I built several TwitterBots last year to scrape papers on PubMed (thanks again to Casey), these have turned out to be really useful in alerting me to new work but last night I got a very interesting Tweet from @MattiasAine



I decided to take a look so downloaded both papers, Karlsson 2014 and Zhao 2015. Both describe experiments using Illumina 450K methylation arrays to investigate whether these can identify clinically relevant subgroups of lung cancer. Both report the detection of multiple subgroups, one neuroendocrine and four adenocarcinoma (epitypes ) that were associated with molecular features and patient outcome. Both suggest that methylation profiling could lead to better patient classification.

I did not download the raw data for these papers but I’d wonder if it would be possible to predict which country patients came from simply from the array data?

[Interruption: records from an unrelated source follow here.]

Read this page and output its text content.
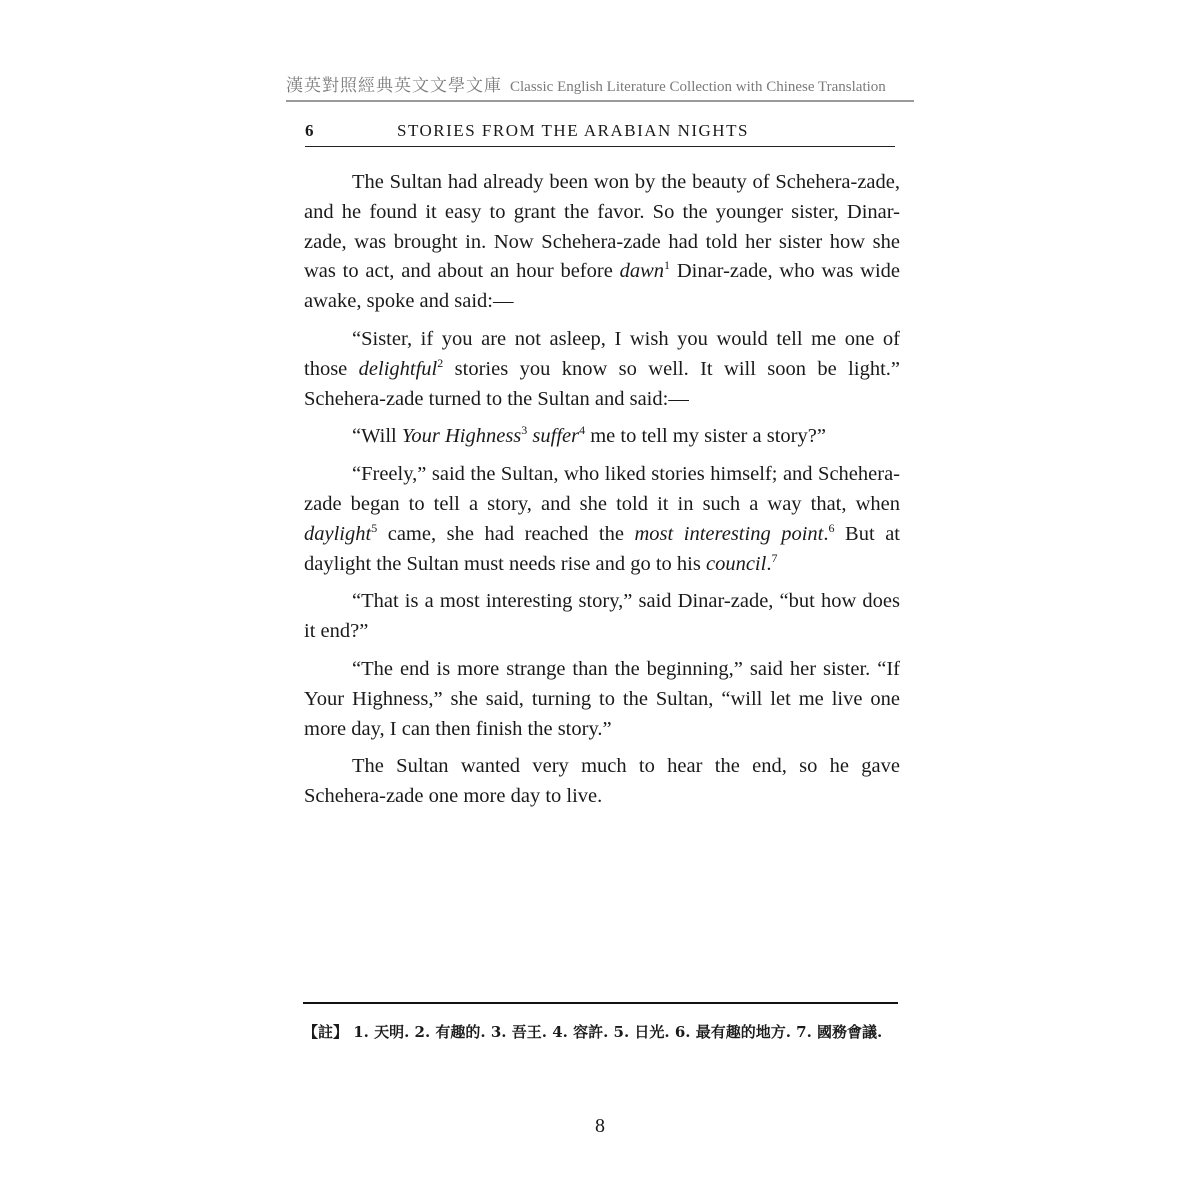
漢英對照經典英文文學文庫 Classic English Literature Collection with Chinese Translation
6	STORIES FROM THE ARABIAN NIGHTS

The Sultan had already been won by the beauty of Schehera-zade, and he found it easy to grant the favor. So the younger sister, Dinar-zade, was brought in. Now Schehera-zade had told her sister how she was to act, and about an hour before dawn$^1$ Dinar-zade, who was wide awake, spoke and said:—

“Sister, if you are not asleep, I wish you would tell me one of those delightful$^2$ stories you know so well. It will soon be light.” Schehera-zade turned to the Sultan and said:—

“Will Your Highness$^3$ suffer$^4$ me to tell my sister a story?”

“Freely,” said the Sultan, who liked stories himself; and Schehera-zade began to tell a story, and she told it in such a way that, when daylight$^5$ came, she had reached the most interesting point.$^6$ But at daylight the Sultan must needs rise and go to his council.$^7$

“That is a most interesting story,” said Dinar-zade, “but how does it end?”

“The end is more strange than the beginning,” said her sister. “If Your Highness,” she said, turning to the Sultan, “will let me live one more day, I can then finish the story.”

The Sultan wanted very much to hear the end, so he gave Schehera-zade one more day to live.

【註】 1. 天明. 2. 有趣的. 3. 吾王. 4. 容許. 5. 日光. 6. 最有趣的地方. 7. 國務會議.
8
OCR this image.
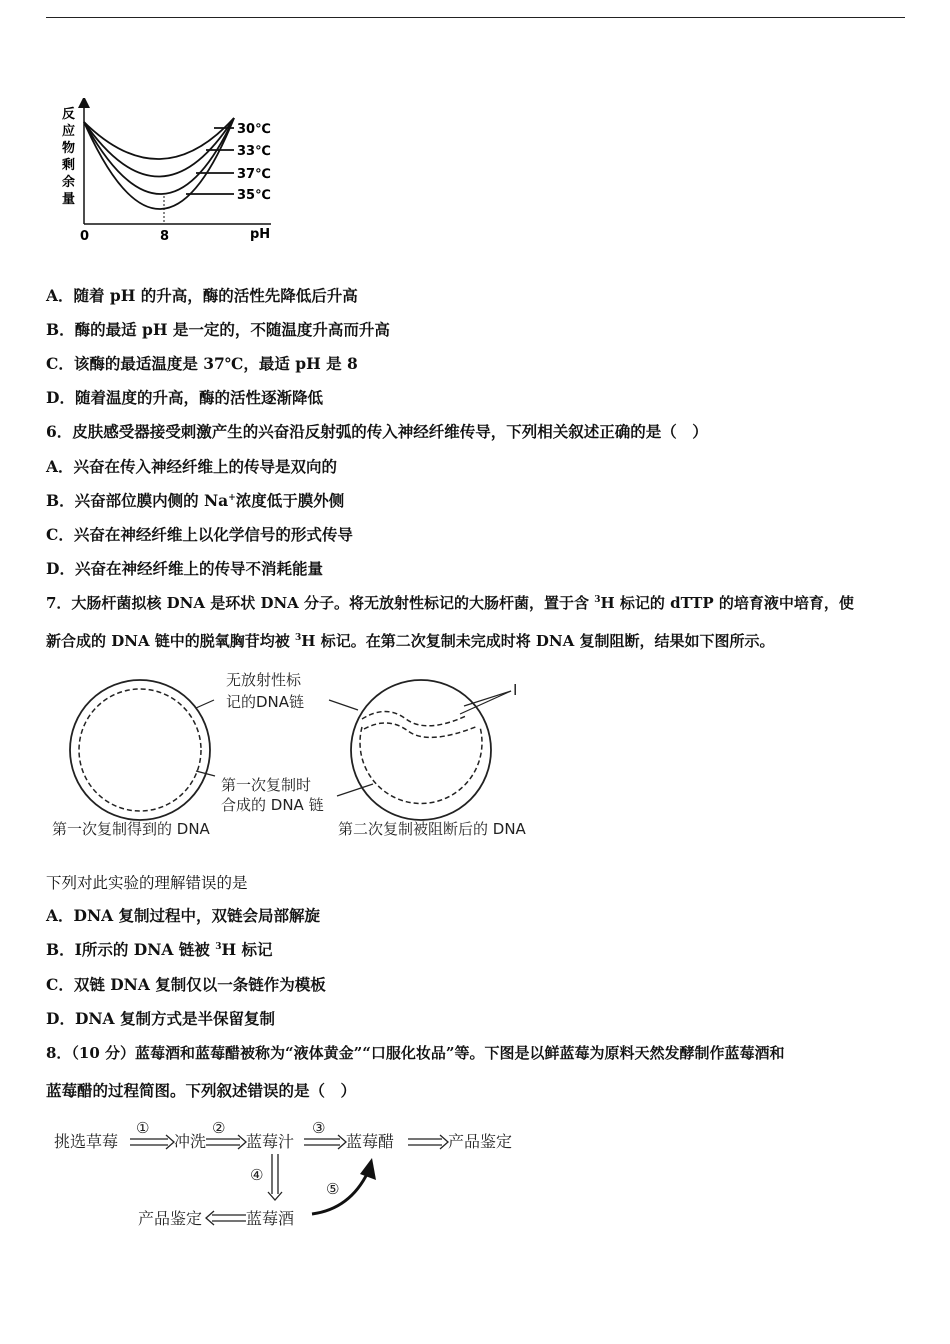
反
应
物
剩
余
量
30℃
33℃
37℃
35℃
0	8	pH
A．随着 pH 的升高，酶的活性先降低后升高
B．酶的最适 pH 是一定的，不随温度升高而升高
C．该酶的最适温度是 37℃，最适 pH 是 8
D．随着温度的升高，酶的活性逐渐降低
6．皮肤感受器接受刺激产生的兴奋沿反射弧的传入神经纤维传导，下列相关叙述正确的是（　）
A．兴奋在传入神经纤维上的传导是双向的
B．兴奋部位膜内侧的 Na+浓度低于膜外侧
C．兴奋在神经纤维上以化学信号的形式传导
D．兴奋在神经纤维上的传导不消耗能量
7．大肠杆菌拟核 DNA 是环状 DNA 分子。将无放射性标记的大肠杆菌，置于含 $^3$H 标记的 dTTP 的培育液中培育，使
新合成的 DNA 链中的脱氧胸苷均被 $^3$H 标记。在第二次复制未完成时将 DNA 复制阻断，结果如下图所示。
无放射性标
记的DNA链
第一次复制时
合成的 DNA 链
Ⅰ
第一次复制得到的 DNA	第二次复制被阻断后的 DNA
下列对此实验的理解错误的是
A．DNA 复制过程中，双链会局部解旋
B．Ⅰ所示的 DNA 链被 $^3$H 标记
C．双链 DNA 复制仅以一条链作为模板
D．DNA 复制方式是半保留复制
8．（10 分）蓝莓酒和蓝莓醋被称为“液体黄金”“口服化妆品”等。下图是以鲜蓝莓为原料天然发酵制作蓝莓酒和
蓝莓醋的过程简图。下列叙述错误的是（　）
挑选草莓	冲洗 蓝莓汁	蓝莓醋	产品鉴定
蓝莓酒
产品鉴定
①	②	③
④
⑤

Even the most cursory look through these papers does seem to corroborate what @MattiasAine Tweeted; that Zhao 2015 is essentially a rip-off of Karlsson 2014. Both papers report on the same study setup, use the same analytical and computation methods and end up with the same findings. If Zhao 2015 turns out to be a replicated study it would be great. However there is no reference to Karlsson 2014 in the Chinese paper.
Patient data are almost identical, with the addition of 22 samples in Zhao 2015. If this is a reanalysis of the Karlsson 2014 data with additional samples then I guess there is some scope for it being published as a new article, but without referencing the earlier work and with the addition of just 22 samples I doubt this is the case.


Figure rotation: The figures in the Chinese paper are carbon copies of the Swedish paper. I looked as hard as I could at the first set of figures and can’t even see the extra 22 samples…



..coming soon to a Retraction Watch near you?